Pillar 1 pensions: Applying for your AHV pension

AHV is the mandatory social insurance system. It secures a minimum standard of living upon retirement and in the event of disability or death. You should notify the compensation office that you wish to draw your AHV pension three to six months before starting retirement. This will ensure there are no delays in payment. Application forms are available online, or from your local AHV compensation office.

The amount of retirement pension you receive will be calculated based on your contribution period and income level. If you have a full contribution period, i.e. you have paid all your AHV contributions continuously from the age of 20 until the reference age, you will receive a full AHV pension. As of 2023, the full pension is a minimum of CHF 1,225 and a maximum of CHF 2,450 per month. Spouses who are both retired may not collectively draw more than 150% of the maximum pension for single persons – that is, a maximum of CHF 3,675 per month.

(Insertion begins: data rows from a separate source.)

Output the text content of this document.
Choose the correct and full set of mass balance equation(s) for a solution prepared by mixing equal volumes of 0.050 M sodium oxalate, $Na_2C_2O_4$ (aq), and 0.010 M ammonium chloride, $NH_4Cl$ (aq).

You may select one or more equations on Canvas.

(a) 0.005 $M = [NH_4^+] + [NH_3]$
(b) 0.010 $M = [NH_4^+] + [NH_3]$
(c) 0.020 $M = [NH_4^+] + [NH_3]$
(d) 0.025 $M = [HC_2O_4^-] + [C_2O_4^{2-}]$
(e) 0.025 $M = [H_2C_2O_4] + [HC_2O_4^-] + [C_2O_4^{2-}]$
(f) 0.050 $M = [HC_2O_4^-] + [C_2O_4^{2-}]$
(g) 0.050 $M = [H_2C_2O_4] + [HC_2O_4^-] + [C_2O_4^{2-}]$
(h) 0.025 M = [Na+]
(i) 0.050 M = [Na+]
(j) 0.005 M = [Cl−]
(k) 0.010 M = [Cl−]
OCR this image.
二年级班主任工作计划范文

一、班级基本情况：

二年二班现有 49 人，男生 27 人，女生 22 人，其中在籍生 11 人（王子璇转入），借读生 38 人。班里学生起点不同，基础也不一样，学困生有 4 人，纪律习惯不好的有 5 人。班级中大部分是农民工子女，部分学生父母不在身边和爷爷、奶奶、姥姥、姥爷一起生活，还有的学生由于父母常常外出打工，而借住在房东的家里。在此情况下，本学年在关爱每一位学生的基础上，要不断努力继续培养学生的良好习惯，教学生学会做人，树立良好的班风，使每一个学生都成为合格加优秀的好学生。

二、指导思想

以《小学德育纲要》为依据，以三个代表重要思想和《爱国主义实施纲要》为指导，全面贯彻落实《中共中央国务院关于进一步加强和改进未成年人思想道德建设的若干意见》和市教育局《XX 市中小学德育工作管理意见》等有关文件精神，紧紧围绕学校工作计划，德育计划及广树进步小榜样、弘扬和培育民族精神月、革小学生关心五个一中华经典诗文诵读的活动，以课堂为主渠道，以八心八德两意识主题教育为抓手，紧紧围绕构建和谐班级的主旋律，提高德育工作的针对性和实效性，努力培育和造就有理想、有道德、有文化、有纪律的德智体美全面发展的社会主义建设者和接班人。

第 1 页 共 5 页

If your contribution period is incomplete, you will receive a partial pension. The greater the contribution gap, the lower the partial pension.

Pillar 2 pensions: Choose how to withdraw your BVG pension

The minimum requirements for employee benefits insurance from a pension fund are governed by the Federal Act on Occupational Retirement, Survivors' and Disability Pension Plans (BVG). Together, Pillars 1 and 2 cover at least 60% of your final salary – enabling you to maintain your accustomed standard of living. The BVG allows pension funds to set a normal retirement age age that is different from the reference age. From January 1, 2024, all pension funds must allow early withdrawal from the age of 63 at the latest and, if you continue to work beyond the reference age, allow for continued insurance until the age of 70.

Some pension funds contact insured persons or their employer a few months before they are due to reach the reference age in order to make arrangements to pay their pension. Other pension funds expect employers to notify them that their employee is retiring. If you have any questions, please contact your HR department or pension fund.

You should start thinking well in advance about whether you would like to receive your retirement assets from the pension fund in the form of a pension or lump sum. To determine your BVG retirement pension, the assets you have accrued are converted into a fixed annual retirement pension based on a conversion rate.If you opt for a cash payment, you will need to apply to your pension fund in good time, depending on the regulations.

Pillar 3 pensions: Drawing your private pension

The third pillar covers private pension provision and is voluntary. It enables you to build up an additional financial cushion for retirement. In addition, private pension provision is the ideal way to systematically close any pension gaps. It consists of tied pension provision (Pillar 3a) and flexible pension provision (Pillar 3b). A normal payout is possible at the earliest five years before you reach the reference age at the earliest and usually on the birthday when you reach the reference age at the latest, unless you can prove that you are still gainfully employed. For more information, contact the bank or insurance provider that manages your third pillar account.

Your Pillar 3a account or safekeeping account must be withdrawn as a lump sum in one go, when it will be subject to a tax on lump-sum payments. It may be advantageous to hold multiple Pillar 3a accounts and to spread your withdrawals over different tax years.